So I have two random variables, $X_1$ and $X_2$, both uniformly distributed on $[0, 1]$.
If $Y = (X_1 + X_2) / 2$, it will also be distributed between 0 and 1, but it won't be uniformly distributed any more. How do I "renormalize" it? I want a $Y_b = f(Y)$ to be also uniformly distributed on $[0, 1]$.
More generally, I'd like a generalized version of $f$, that I can also use for the weighted average of $n$ variables.
I would know how to do this for normally-distributed variables (the variance of the sum is the sum of the variances, so I can adjust), but not for a uniform variance...
Any pointers? (should I ask this on stats.stackexchange instead?)
Thanks!
I think the function you want is the CDF, which is the integral of the PDF.

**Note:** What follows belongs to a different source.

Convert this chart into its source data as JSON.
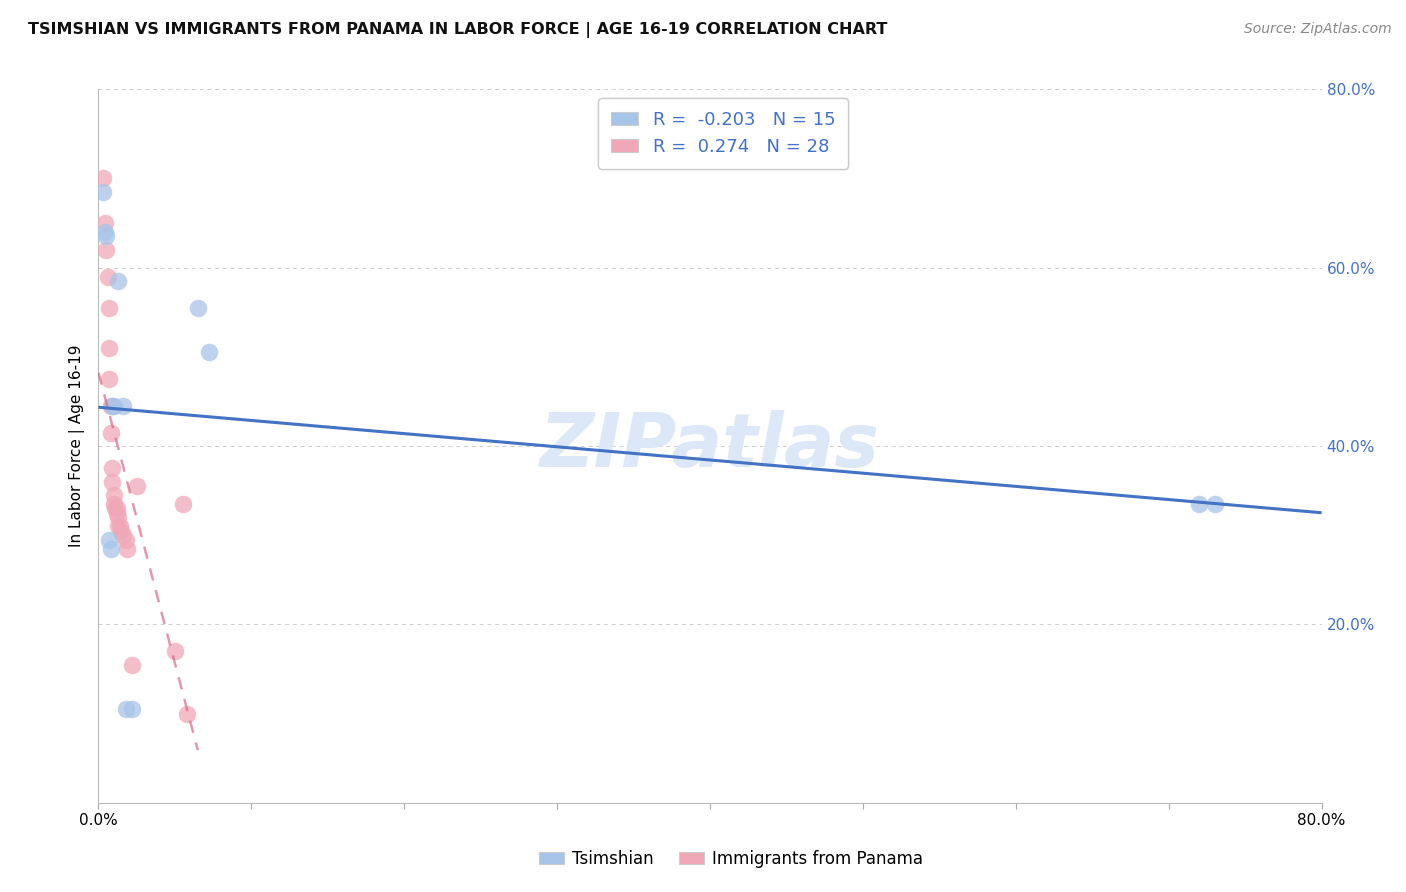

The PDF of $Y=(X_1+X_2)/2$ is $2-4|x-1/2|$. To return that to uniform, you could do $$f(y)=\left\{\begin{array}{cc}2y^2 &(y<1/2)\\1-2(1-y)^2&(y>1/2)\end{array}\right.$$ For (X_1+X_2+X_3)/3, I think the PDF is made of three different quadratics, and $f$ is made of three different cubics. From memory, it is $$f_3(y)=\left\{\begin{array}{cc}Ay^3&(y<1/3)\\Ay^3+B(y-1/3)^3&(1/3<y<2/3)\\Ay^3+B(y-1/3)^3+C(y-2/3)^3&(2/3<y<1)\end{array}\right.$$ where $A,B$ and $C$ are chosen so that $f_3(1)=1,f'_3(1)=0,f''_3(1)=0$
$A,B,C$ are in the ratio $1,-3,3$, where $1,3,3$ comes from Pascal's Triangle and the signs alternate.
I think $A=3^2/2!$, so:
for $f_4$, $A=4^3/3!$ and $A:B:C:D=1:-4:6:-4$
and for $f_5$, $A=5^4/4!$ and $A:B:C:D:E=1:-5:10:-10:5$